Arawak forced to make more cuts
Four months after it reported a turnaround in its operations, the St Lucy-based Arawak Cement Company Ltd (ACCL) is preparing to cut more staff.
On Wednesday, the Trinidad-headquartered company informed employees of its intention to offer voluntary separation packages as the 35-year-old cement manufacturer embarks on another phase of its financial and operational restructuring programme started in October 2015.
“The company is continuing this initiative now because the first phase of the restructuring has not yielded the results that are necessary to attain profitability and competitiveness,” a statement from the company said.
It blamed unfavourable economic conditions globally and in the region, which “regrettably make it necessary to further reduce costs in all areas of our operations.
“With significant excess cement capacity in the region and highly competitive price sensitive markets, cost reduction is vital for Arawak to return to profitability and improve competitiveness in this market and grow export in the region, ” it added.
Last October, 40 workers at the Checker Hall plant were made redundant as part of a comprehensive restructuring plan which the company said was designed to save the operation from going under.
The then General Manager Rupert Greene had explained at the time that Arawak had been recording significant losses since 2008, while its cost of production was significantly higher than that of other subsidiaries in the Trinidad-based TCL Group.
Greene had also identified the high cost of energy and labour as the two largest components affecting the company’s performance, saying its viability was at risk unless the current mode of operation was significantly transformed.
However, in May of this year Arawak boasted of a turnaround after Greene was replaced by Manuel Toro, a Stanford University-trained mechanical engineer, who admitted that harsh measures had to be taken for Arawak to become competitive.
Company officials had also reported back then that despite added competition in the local and export markets, its earnings before interest, tax, depreciation and amortization (EBITDA) had increased last year. In fact, they described 2015 as a “very encouraging” year for the former monopoly cement provider which reported improved operational efficiencies and a 20 per cent increase in exports, compared to 2014.

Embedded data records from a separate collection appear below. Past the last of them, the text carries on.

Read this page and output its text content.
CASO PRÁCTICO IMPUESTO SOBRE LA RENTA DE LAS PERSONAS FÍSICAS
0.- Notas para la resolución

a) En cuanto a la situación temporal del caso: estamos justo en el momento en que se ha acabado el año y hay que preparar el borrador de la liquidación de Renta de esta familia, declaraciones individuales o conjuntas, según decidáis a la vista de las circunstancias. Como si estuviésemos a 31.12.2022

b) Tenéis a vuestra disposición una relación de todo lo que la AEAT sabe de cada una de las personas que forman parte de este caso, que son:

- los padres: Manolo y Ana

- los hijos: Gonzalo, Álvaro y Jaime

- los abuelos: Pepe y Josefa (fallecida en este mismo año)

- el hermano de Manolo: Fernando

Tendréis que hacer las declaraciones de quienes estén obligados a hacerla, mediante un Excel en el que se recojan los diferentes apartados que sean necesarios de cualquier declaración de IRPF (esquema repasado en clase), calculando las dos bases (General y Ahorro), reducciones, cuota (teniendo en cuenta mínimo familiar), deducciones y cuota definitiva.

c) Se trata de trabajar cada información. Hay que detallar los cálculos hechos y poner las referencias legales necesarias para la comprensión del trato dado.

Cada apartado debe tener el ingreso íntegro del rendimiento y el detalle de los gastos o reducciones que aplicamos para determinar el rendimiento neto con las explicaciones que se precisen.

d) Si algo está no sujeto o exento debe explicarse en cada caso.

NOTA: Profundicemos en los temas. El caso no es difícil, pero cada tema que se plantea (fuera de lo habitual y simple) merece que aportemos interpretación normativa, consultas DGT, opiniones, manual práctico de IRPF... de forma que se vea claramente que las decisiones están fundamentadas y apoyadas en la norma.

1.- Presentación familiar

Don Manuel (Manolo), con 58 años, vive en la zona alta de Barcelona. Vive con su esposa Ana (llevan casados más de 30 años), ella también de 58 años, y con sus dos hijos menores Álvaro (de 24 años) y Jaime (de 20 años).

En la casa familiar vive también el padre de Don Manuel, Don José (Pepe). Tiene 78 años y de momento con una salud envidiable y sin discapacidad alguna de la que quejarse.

On Wednesday morning, General Manager Manuel Toro was singing a different tune as he met with employees at the St Lucy plant to inform them of the need to continue the restructuring process that will commence over the coming weeks.
The company has not yet said how many workers it is aiming to send home, but has promised that “all severance will be done in accordance with the collective agreements currently in force with the Barbados Workers’ Union and the National Union of Public Workers. It has plans to meet with the two unions shortly to discuss the terms of the voluntary separation.
Toro said TCL’s $20 million investment in Arawak demonstrated the company’s commitment to the long-term development of the Barbados operation.
However, he said the cost of energy and labour, which are significantly higher than regional competitors, combined with a slowdown of the construction sector worldwide and in the region, were two key factors that have challenged its St Lucy operation.
Since November last year, Arawak has been faced with new domestic competition from the Mark Maloney-led Rock Hard Cement which entered the domestic market and is already taking credit for a drop in the price of the product on the market, as well as an improvement in quality.
In an exclusive interview with Barbados TODAY earlier this year, Maloney said cement prices had dropped by 30 per cent since his company came on the scene from US$220 per tonne to US$160 per tonne.
At the same time, the prominent businessman said there has been an improvement in the quality of both the product and customer service.